Elle eut alors une soumission d' esclave , et regarda comme une oeuvre méritoire d' accepter l' abaissement dans lequel la mit son mari .
L' accomplissement des volontés maritales ne lui causa jamais le moindre murmure . Cette brebis craintive chemina dès lors dans la voie que lui traça le berger ; elle ne quitta plus le giron de l' Église , et se livra aux pratiques religieuses les plus sévères , sans penser ni à Satan , ni à ses pompes , ni à ses oeuvres .
Elle offrit ainsi la réunion des vertus chrétiennes les plus pures , et du Bousquier devint certes l' un des hommes les plus heureux du royaume de France et de Navarre .
" Elle sera niaise jusqu' à son dernier soupir " , dit le cruel conservateur destitué qui dînait cependant chez elle deux fois par semaine .

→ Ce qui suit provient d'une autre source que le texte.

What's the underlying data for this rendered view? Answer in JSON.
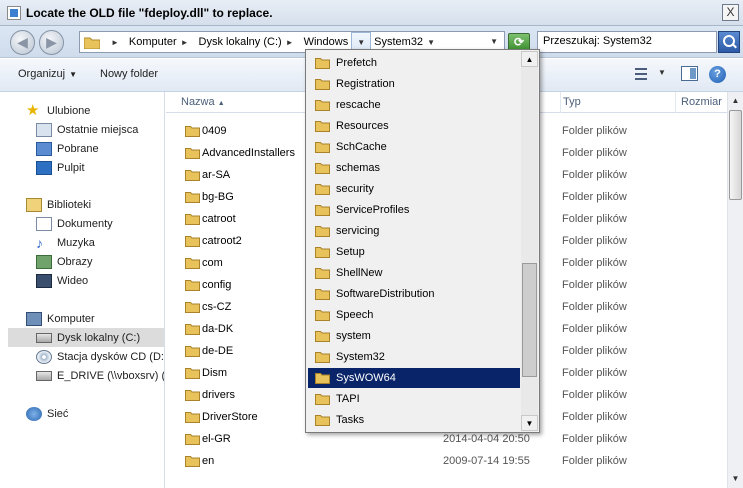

Cette histoire serait étrangement incomplète si l' on n' y mentionnait pas la coïncidence de la mort du chevalier de Valois avec la mort de la mère de Suzanne . Le chevalier mourut avec la monarchie , en août 1830 .
Il alla se joindre au cortège du roi Charles X à Nonancourt , et l' escorta pieusement jusqu' à Cherbourg avec tous les Troisville , les Castéran , les Verneuil , etc . Le vieux gentilhomme avait pris sur lui cinquante mille francs , somme à laquelle montaient ses économies et le prix de sa rente ; il l' offrit à l' un des fidèles amis de ses maîtres pour la transmettre au Roi , en objectant sa mort prochaine , en disant que cette somme venait des bontés de Sa Majesté , qu' enfin l' argent du dernier des Valois appartenait à la Couronne .
On ne sait si la ferveur de son zèle vainquit les répugnances du Bourbon qui abandonnait son beau royaume de France sans en emporter un liard et qui dut être attendri par le dévouement du chevalier , mais il est certain que Césarine , légataire universelle de M .
de Valois , recueillit à peine six cents livres de rente .
Le chevalier revint à Alençon aussi cruellement atteint par la douleur que par la fatigue , et il expira quand Charles X toucha la terre étrangère .

LA VIEILLE FILLE (IV, provinc)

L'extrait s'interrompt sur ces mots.